Time-dependent nephrotoxicity associated with daily administration of cisplatin in Mice

The chronopharmacokinetics and chronopharmacodynamics of cisplatin were studied in a mouse model to reveal the mechanisms of dosing time-dependent nephrotoxicity induced by daily administration. Chronotoxicity was tested by daily intraperitoneal injections of cisplatin (6 mg kg^-1) for 5 days at four time points (04 00, 10 00, 16 00 and 22 00 h) in BALB/c mice (n = 6 in each group). After following the changes in body weight, serum concentrations of blood urea nitrogen (BUN) and creatinine obtained on day 6 were compared. The results showed diurnal variations in cisplatin toxicity, with the 04 00 and 16 00 h time points the best and the worst, respectively.
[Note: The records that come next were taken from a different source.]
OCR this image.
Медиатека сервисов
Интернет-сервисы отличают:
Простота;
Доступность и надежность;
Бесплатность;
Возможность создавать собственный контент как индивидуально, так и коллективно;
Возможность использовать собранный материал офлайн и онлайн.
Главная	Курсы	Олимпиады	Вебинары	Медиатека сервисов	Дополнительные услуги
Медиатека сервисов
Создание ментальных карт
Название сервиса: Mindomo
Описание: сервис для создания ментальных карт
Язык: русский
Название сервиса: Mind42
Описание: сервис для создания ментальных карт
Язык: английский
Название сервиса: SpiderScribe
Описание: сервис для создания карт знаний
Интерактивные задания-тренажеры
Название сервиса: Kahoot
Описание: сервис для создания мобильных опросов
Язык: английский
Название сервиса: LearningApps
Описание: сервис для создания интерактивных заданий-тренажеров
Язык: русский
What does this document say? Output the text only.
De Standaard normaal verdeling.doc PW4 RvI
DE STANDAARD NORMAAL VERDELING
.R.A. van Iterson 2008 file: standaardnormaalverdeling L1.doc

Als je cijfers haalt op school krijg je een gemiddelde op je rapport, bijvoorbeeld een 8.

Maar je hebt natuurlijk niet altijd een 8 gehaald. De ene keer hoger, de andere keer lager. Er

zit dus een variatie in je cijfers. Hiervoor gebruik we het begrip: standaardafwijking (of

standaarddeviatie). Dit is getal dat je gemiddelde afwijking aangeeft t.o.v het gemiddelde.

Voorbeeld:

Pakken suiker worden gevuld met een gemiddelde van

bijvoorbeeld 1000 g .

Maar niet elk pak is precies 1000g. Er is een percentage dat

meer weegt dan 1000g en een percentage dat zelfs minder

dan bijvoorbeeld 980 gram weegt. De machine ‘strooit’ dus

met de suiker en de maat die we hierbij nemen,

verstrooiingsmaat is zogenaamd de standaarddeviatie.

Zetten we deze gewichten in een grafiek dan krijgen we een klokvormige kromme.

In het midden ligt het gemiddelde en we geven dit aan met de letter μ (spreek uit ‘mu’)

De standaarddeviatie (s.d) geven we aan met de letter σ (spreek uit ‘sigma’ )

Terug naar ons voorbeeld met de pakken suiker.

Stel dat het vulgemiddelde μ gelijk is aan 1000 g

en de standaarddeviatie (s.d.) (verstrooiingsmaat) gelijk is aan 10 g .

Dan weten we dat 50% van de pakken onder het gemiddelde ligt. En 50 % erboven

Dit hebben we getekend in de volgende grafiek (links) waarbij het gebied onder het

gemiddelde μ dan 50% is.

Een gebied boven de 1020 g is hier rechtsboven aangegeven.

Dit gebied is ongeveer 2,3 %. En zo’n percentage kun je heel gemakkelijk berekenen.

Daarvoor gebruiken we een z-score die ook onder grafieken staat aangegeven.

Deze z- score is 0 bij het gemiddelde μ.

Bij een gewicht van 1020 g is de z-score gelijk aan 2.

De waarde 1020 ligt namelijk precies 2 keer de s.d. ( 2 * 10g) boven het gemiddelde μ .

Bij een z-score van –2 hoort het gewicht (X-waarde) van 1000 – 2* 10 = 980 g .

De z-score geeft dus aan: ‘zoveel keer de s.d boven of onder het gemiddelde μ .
We then measured platinum concentrations in blood, liver and kidney and compared the results of the 04 00 and 16 00 h groups (n = 4 in each group). Kidney sensitivity to cisplatin alone, lipopolysaccharide (LPS) alone, cisplatin with LPS and saline (control) were also measured using a tissue culture system (a measurement system of interleukin-6 (IL-6) production) between the 04 00 and the 16 00 h groups (n = 4 in each group). These results showed no significant difference in platinum accumulation between the two groups. IL-6 production was higher in the 16 00 h group than in the 04 00 h group after saline injection alone (P <0.05). Cisplatin treatment alone did not increase IL-6 production. However, IL-6 levels were markedly augmented by cisplatin with LPS. In conclusion, chrononephrotoxicity induced by daily cisplatin administration does not only depend on cisplatin accumulation, but might also depend on kidney sensitivity to diurnal variations in inflammatory reaction without direct cisplatin toxicity.